Hello,

I am very new to this and it might be a very easy one line fix, but I have a quick question about running DESeq2 for 3 samples groups.

I performed ATACseq and RNAseq on 24 different patient samples across 3 different subtypes of leukemic cells (subtypes "E", "H", and "D".  I want to see what sites/genes are specific to each subtype using DESeq2.  I generated a Matrix with the counts file (below) and have 3 covariates being batch of sequencing (Day), sex of the patient (Sex), and the subtype (Subtype).  I then ran DESeq2 on this reducing Day and Sex and looking at Subtype dIfferences.  I then ran the results and included the Wald test to test for multiple samples.  The Wald test gave me the following table comparing "H" vs "D" (below).

I am interested in now looking at subtypes H vs E and E vs D.  Am I missing something (i.e. contrasts)?  Will contrasts work if my data is in a matrix?  Is this the best way to look at sites/genes specific to each subtype? 

> Patient_Subtype_DESeq1<-DESeqDataSetFromMatrix(countData = counts_ATAC, colData = info_ATAC, design = ~Day+Sex+Subtype)

> Patient_Subtype_DESeq2<-DESeq(Patient_Subtype_DESeq1, test = "LRT", reduced = ~Day+Sex)

> results_Patient_subtype<-results(Patient_Subtype_DESeq2, independentFiltering = FALSE, test = "Wald")
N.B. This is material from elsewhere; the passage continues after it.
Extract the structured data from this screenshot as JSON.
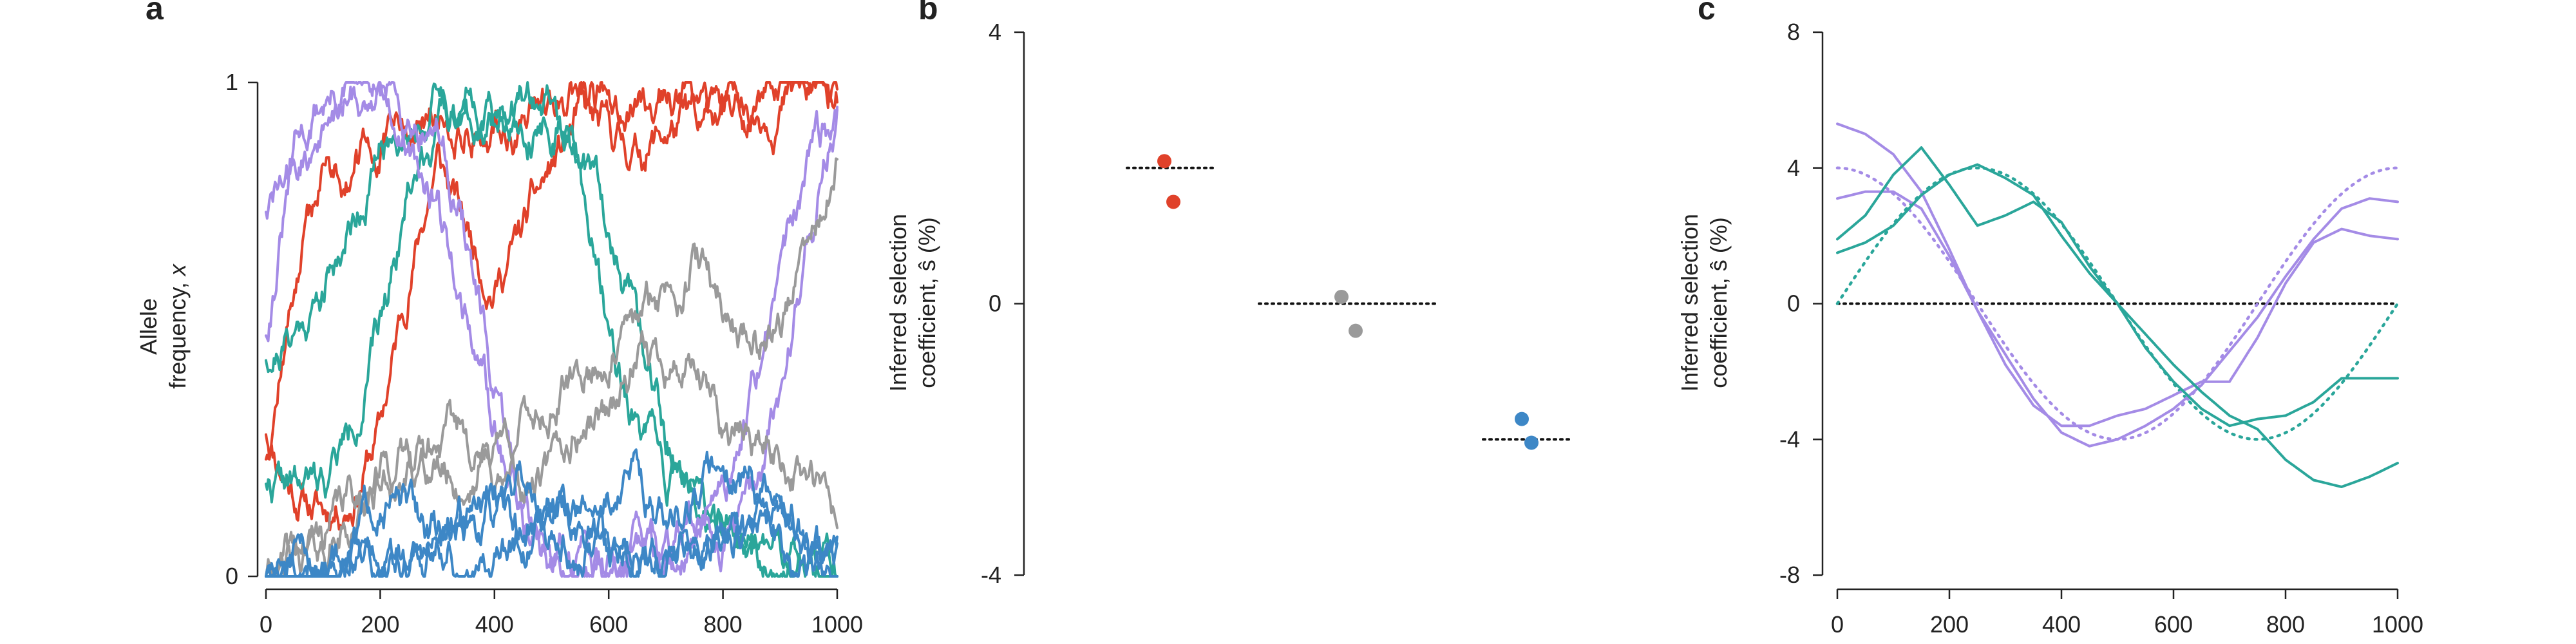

> head(results_Patient_subtype)

log2 fold change (MLE): Subtype H vs D 

Wald test p-value: Subtype H vs D 

DataFrame with 6 rows and 6 columns

Thank you for your help!

Best,

John

The contrast argument of results() lets you compare groups when there are more than two. Take a look at the ?results help file for some example usage and also the vignette.

For starters, I'd do PCA as shown in the vignette, see if sex and day really matter much.  Day of RNA extraction and day of library prep very well might matter, but if those are the same, day of sequencing run probably won't matter.  But after that, to specifically compare one group to another, use contrasts.